摘 要:在苏童小说《黄雀记》中,作者叙述了那个特定转型时代的日新月异以及繁荣背后的种种脆弱,同时还讲述了发生在香椿树街上的不为人知的罪恶。《黄雀记》中三位主人公身上的宿命论思想主要呈现在他们的生活状态中,具有鲜明的宿命论印记,如罪与罚、颠沛流离之苦、命数天定等。其宿命论意识主要源于人物的性格心理与现实感受,能给予世人深刻的警醒和启示性,富有较高的审美价值和认知意义。59329
毕业论文关键词:苏童,《黄雀记》,宿命论,罪与罚
Abstract: SuTong describes the specific transformation time behind the prosperity of vulnerability and change rapidly in the novel Huangqueji, but also about the unknow crime occurred in the Xiangchunshu street. The three protagonists in the body of the fatalism mainly appeared in their life, with a distinctive mark of fatalism, such as crime and punishment, the bitter fate, wander day etc. Personality psychology and reality feel its fatalism consciousness mainly originates from the character, can give the world watch and inspiration of deep, rich high aesthetic value and cognitive meaning.
Keywords:SuTong, Huangqueji, fatalism, crime and punishment
宿命论永远是中国小说界经久不衰的主题。北周无名氏《步虚辞》:“宿命积福应,闻经若玉亲。”宿命论认为天意注定一切。人类的生死祸福、贫富贵贱都是由无法控制的力量所促成的。

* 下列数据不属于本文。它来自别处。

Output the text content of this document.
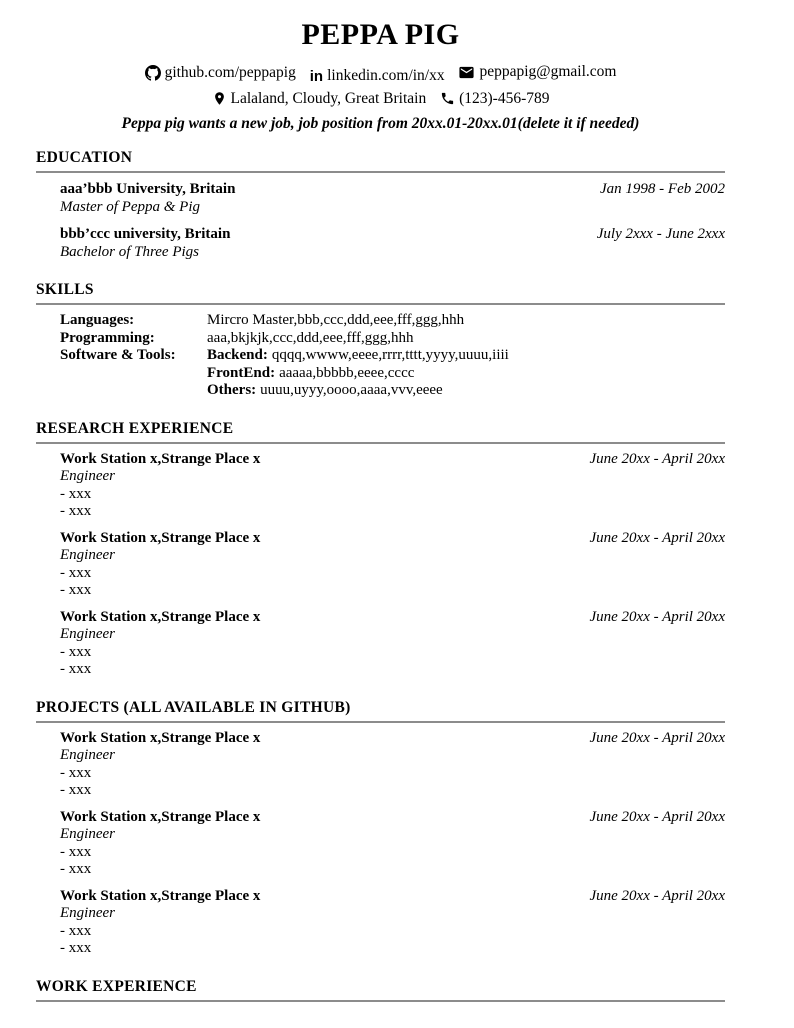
PEPPA PIG
github.com/peppapig
in linkedin.com/in/xx
peppapig@gmail.com
Lalaland, Cloudy, Great Britain
(123)-456-789
Peppa pig wants a new job, job position from 20xx.01-20xx.01(delete it if needed)
EDUCATION
aaa’bbb University, Britain	Jan 1998 - Feb 2002
Master of Peppa & Pig
bbb’ccc university, Britain	July 2xxx - June 2xxx
Bachelor of Three Pigs
SKILLS
Languages:	Mircro Master,bbb,ccc,ddd,eee,fff,ggg,hhh
Programming:	aaa,bkjkjk,ccc,ddd,eee,fff,ggg,hhh
Software & Tools:	Backend: qqqq,wwww,eeee,rrrr,tttt,yyyy,uuuu,iiii
FrontEnd: aaaaa,bbbbb,eeee,cccc
Others: uuuu,uyyy,oooo,aaaa,vvv,eeee
RESEARCH EXPERIENCE
Work Station x,Strange Place x	June 20xx - April 20xx
Engineer
- xxx
- xxx
Work Station x,Strange Place x	June 20xx - April 20xx
Engineer
- xxx
- xxx
Work Station x,Strange Place x	June 20xx - April 20xx
Engineer
- xxx
- xxx
PROJECTS (ALL AVAILABLE IN GITHUB)
Work Station x,Strange Place x	June 20xx - April 20xx
Engineer
- xxx
- xxx
Work Station x,Strange Place x	June 20xx - April 20xx
Engineer
- xxx
- xxx
Work Station x,Strange Place x	June 20xx - April 20xx
Engineer
- xxx
- xxx
WORK EXPERIENCE
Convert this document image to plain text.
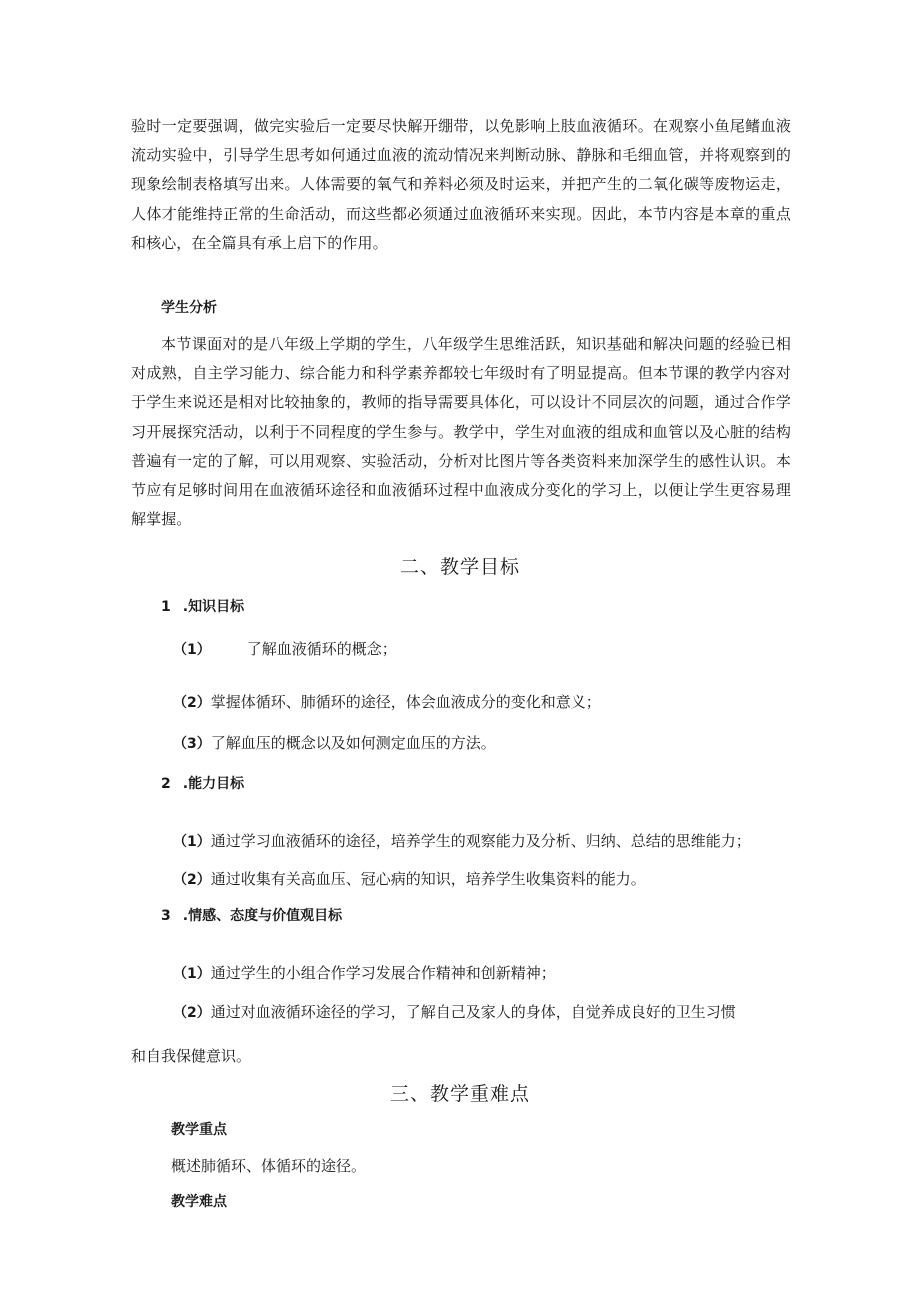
验时一定要强调，做完实验后一定要尽快解开绷带，以免影响上肢血液循环。在观察小鱼尾鳍血液流动实验中，引导学生思考如何通过血液的流动情况来判断动脉、静脉和毛细血管，并将观察到的现象绘制表格填写出来。人体需要的氧气和养料必须及时运来，并把产生的二氧化碳等废物运走，人体才能维持正常的生命活动，而这些都必须通过血液循环来实现。因此，本节内容是本章的重点和核心，在全篇具有承上启下的作用。
学生分析
本节课面对的是八年级上学期的学生，八年级学生思维活跃，知识基础和解决问题的经验已相对成熟，自主学习能力、综合能力和科学素养都较七年级时有了明显提高。但本节课的教学内容对于学生来说还是相对比较抽象的，教师的指导需要具体化，可以设计不同层次的问题，通过合作学习开展探究活动，以利于不同程度的学生参与。教学中，学生对血液的组成和血管以及心脏的结构普遍有一定的了解，可以用观察、实验活动，分析对比图片等各类资料来加深学生的感性认识。本节应有足够时间用在血液循环途径和血液循环过程中血液成分变化的学习上，以便让学生更容易理解掌握。
二、教学目标
1 .知识目标
（1） 了解血液循环的概念；
（2）掌握体循环、肺循环的途径，体会血液成分的变化和意义；
（3）了解血压的概念以及如何测定血压的方法。
2 .能力目标
（1）通过学习血液循环的途径，培养学生的观察能力及分析、归纳、总结的思维能力；
（2）通过收集有关高血压、冠心病的知识，培养学生收集资料的能力。
3 .情感、态度与价值观目标
（1）通过学生的小组合作学习发展合作精神和创新精神；
（2）通过对血液循环途径的学习，了解自己及家人的身体，自觉养成良好的卫生习惯
和自我保健意识。
三、教学重难点
教学重点
概述肺循环、体循环的途径。
教学难点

1979年,研究者郁淼在《上海师范大学学报》发表了《宿命论不等于无为主义》,开启了学界对于“宿命论”的探索。自二十世纪七八十年代以来,研究者探讨了许多著名文学作品中的宿命论思想。例如《前夜》[1]、《项链》[2]、《远大前程》[3]、《德伯家的苔丝》[4]等等,广大的学者们从不同的文学视角去探讨同一个主题。
然而在我的理解中,宿命论更是体现在另外的一个方面:人类一旦播下了罪恶的种子,必定就会受到命运的报复与惩罚。中国古代就有“人命在天”、“生死有命”的说法,在现当代文学思潮中,鲁迅、路遥都是不可置否的宿命论者,苏童亦如此。《罂粟之家》中的演义,《一九三四年逃亡》中的“巨大的灾星”,无一不体现出宿命的暗影。在《黄雀记》这部小说中,这一思想更是体现的淋漓尽致。苏童以温润、沉淀的耐心,将保润、小仙女、柳生之间的危险关系凝结为宿命的轮廓,一一展现在读者的眼前:洗心革面却又终被刺死的柳生、怀孕归来却又不知所踪的小仙女、出狱寻仇报复却又再一次锒铛入狱的保润,无一不是命运的作弄。他们三个人之间缠绕着命运的枷锁,这个枷锁将柳生、小仙女、保润三种不同的宿命,圈了起来。
一 《黄雀记》中宿命论的体现
在《黄雀记》这部小说中,作者描述了香椿树街的人情世故。其实香椿树街的每一个居民都有宿命,每一个人都要走到宿命的渊源之中。这里就以柳生、小仙女、保润为例,描写那个锈迹斑斑的社会和那令人生畏的宿命。
(一)罪与罚之中的宿命——柳生
柳生的十年,是真真正正的改头换面的十年。
“有一天,香椿树街大名鼎鼎的柳生来了”。[5](P.4)小说对于柳生的开场是这么描写的。柳生天生高人一等,爱耍派头。父亲母亲都是肉铺的小刀手,决定着街上人家的菜碟。柳家在香椿树街的地位是不言而喻的,妈妈邵兰英又极其疼爱儿子。柳生是有些桀骜不驯的,也有些浪荡不羁。然而他却也是有理由高傲的,殷实的家境,父母的宠爱则让他在少年时就高人一等。年少时的柳生好面子,什么事都好着自己的性子来。他也是香椿树街最时髦的少年:溜旱冰、和女生在东门舞厅跳小拉、有一帮狐朋狗友拥戴着。“风流倜傥”、“玩世不恭”则是他年少时最好的代名词。